In 1956 Walton was the first Irishman to join the office of the UN High Commissioner for Refugees (UNHCR), based in Geneva, in the year after Ireland became a member. In Geneva he met Jeannette Müller, a Swiss colleague, and they married in 1959, and had a daughter, Kathleen.

Walton was soon actively involved in the care of those fleeing from the brutal suppression of the Hungarian uprising. From 1959 to 1962 he was the commissioner’s representative in Morocco, with responsibility – in collaboration with the Red Cross – for the care of some 120,000 refugees displaced by the Algerian War of Independence, and subsequently for their repatriation.

He then worked in New York with the UN economic and social department, and in Rome with the World Food Programme, before joining the UN’s Food and Agriculture Organisation in 1968 as chef de cabinet to the director general.

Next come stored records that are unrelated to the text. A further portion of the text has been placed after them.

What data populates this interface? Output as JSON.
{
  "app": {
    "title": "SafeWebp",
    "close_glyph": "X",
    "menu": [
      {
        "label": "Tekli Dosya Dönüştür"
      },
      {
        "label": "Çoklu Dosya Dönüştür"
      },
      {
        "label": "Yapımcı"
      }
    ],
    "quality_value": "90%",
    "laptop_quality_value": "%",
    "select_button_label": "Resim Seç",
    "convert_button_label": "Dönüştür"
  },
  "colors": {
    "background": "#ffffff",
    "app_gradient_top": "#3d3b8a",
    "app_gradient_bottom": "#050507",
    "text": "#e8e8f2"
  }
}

From 1981 to 1985 he worked as an independent consultant, specialising in long-term planning, with assignments in Nigeria, Syria and the Netherlands. In 1986 he returned to the FAO as deputy director general, a post he held until 1988.

Retiring to Britain, Declan and Jeannette settled in the Wiltshire village of Steeple Ashton. He then undertook international assignments in agricultural and environmental issues in India, the Ivory Coast, Colombia, Sri Lanka and Taiwan, until properly retiring in 2003.

Modest

A quiet, modest and cultured man, he had wide interests and tastes. His interest in French literature led to a friendship with John Cairncross, who, as “Agent Moliere” has been named the fifth man of the Cambridge spy circle. He met Cairncross for the first time when they were both in Geneva and would reminisce about their time together with their wives both in Geneva and Rome.

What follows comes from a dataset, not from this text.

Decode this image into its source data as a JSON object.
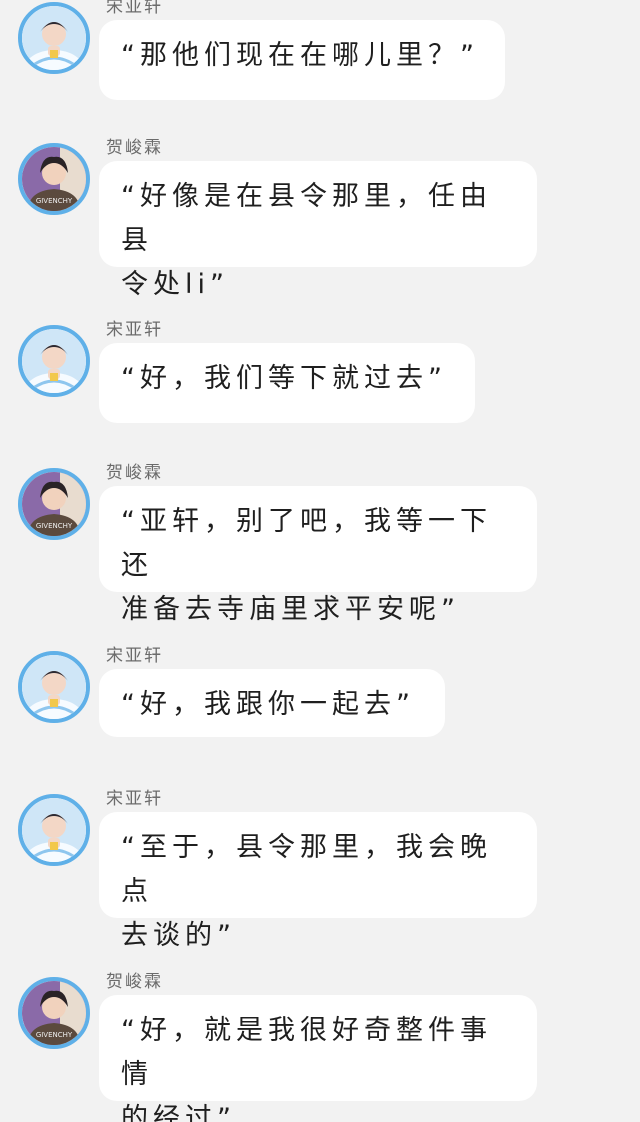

He was also, among other poets, a passionate fan of the French symbolist poet, Stephane Mallarme, and paid for a new headstone on the Kensal Green grave of the young girl who was Mallarme’s enduring love and who he uncovered in the course of his researches.

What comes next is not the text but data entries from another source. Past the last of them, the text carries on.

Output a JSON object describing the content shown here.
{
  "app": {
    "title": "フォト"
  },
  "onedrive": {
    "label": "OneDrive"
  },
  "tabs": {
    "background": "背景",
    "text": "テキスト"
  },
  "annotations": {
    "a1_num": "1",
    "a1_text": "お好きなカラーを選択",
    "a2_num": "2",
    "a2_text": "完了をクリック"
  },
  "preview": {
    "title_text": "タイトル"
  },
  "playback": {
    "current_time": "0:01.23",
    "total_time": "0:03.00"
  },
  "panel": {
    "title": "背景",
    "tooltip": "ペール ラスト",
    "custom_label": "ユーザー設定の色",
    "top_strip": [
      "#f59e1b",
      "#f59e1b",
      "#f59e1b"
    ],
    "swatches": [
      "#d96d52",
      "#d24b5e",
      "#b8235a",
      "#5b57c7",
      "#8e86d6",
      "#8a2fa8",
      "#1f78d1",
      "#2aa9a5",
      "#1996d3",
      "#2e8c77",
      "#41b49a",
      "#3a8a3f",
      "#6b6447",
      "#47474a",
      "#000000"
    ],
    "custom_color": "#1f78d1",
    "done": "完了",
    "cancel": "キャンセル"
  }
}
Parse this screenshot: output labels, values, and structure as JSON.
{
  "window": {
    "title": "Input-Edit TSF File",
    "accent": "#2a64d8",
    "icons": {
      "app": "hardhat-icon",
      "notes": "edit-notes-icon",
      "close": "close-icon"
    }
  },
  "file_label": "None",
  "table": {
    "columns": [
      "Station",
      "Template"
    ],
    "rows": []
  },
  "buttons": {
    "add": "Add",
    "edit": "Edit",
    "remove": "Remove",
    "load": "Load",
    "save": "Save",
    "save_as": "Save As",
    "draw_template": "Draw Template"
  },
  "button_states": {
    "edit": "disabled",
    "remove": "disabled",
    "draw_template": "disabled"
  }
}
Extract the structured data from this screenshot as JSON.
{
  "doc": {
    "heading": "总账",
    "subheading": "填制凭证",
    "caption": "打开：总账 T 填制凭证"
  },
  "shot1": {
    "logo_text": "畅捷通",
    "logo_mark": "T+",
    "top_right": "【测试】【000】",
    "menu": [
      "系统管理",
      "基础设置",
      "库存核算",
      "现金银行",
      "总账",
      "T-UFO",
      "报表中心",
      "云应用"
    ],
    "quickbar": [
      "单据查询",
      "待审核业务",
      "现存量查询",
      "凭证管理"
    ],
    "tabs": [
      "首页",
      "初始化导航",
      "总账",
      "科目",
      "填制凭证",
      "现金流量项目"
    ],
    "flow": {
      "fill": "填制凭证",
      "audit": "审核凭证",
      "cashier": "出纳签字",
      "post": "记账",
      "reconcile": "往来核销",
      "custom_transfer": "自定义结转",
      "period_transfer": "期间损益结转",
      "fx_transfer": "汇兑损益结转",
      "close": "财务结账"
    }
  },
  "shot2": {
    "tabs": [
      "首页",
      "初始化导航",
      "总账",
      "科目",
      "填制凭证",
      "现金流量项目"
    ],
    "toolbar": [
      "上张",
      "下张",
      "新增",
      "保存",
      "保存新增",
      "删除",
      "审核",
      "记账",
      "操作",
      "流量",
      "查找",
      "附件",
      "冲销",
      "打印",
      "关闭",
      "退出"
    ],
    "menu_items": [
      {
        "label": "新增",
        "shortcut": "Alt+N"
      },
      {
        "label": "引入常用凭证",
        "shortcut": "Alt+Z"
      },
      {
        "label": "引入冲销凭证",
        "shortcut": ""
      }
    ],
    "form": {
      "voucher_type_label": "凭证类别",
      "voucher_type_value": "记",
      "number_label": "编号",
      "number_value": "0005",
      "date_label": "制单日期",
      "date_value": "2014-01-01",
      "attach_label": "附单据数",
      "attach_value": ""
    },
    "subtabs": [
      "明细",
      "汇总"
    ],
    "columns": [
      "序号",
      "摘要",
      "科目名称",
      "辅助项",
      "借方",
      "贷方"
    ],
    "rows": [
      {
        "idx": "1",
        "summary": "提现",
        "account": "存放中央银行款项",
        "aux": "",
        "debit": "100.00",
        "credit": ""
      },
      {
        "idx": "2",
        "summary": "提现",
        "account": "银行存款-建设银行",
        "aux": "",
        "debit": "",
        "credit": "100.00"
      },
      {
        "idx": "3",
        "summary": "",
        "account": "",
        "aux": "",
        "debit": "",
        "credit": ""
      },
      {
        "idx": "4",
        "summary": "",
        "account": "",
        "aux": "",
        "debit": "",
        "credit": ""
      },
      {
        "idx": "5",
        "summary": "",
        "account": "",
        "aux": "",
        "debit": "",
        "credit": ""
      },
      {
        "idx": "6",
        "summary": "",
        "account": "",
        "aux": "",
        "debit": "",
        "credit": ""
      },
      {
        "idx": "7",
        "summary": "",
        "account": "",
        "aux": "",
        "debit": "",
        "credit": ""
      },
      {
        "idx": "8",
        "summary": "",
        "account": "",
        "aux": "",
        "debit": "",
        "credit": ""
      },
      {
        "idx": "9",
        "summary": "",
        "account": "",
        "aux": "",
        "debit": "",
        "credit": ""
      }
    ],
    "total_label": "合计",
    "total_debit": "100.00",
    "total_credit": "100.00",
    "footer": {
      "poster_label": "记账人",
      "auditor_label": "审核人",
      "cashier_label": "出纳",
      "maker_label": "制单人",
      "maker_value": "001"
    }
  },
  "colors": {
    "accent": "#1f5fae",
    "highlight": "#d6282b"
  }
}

His long experience in international affairs made him adept at dealing with the obfuscations of bureaucracies, and he did not suffer fools gladly. He had a puckish sense of humour, and his passionate concern for humanity did not prevent him from enjoying the good things in life, above all, entertaining family and friends.

He is survived by Jeannette and Kathleen, by two grandchildren and two great-grandchildren, and by his sister, Geraldine, and brother Julian. A third great-grandchild predeceased him.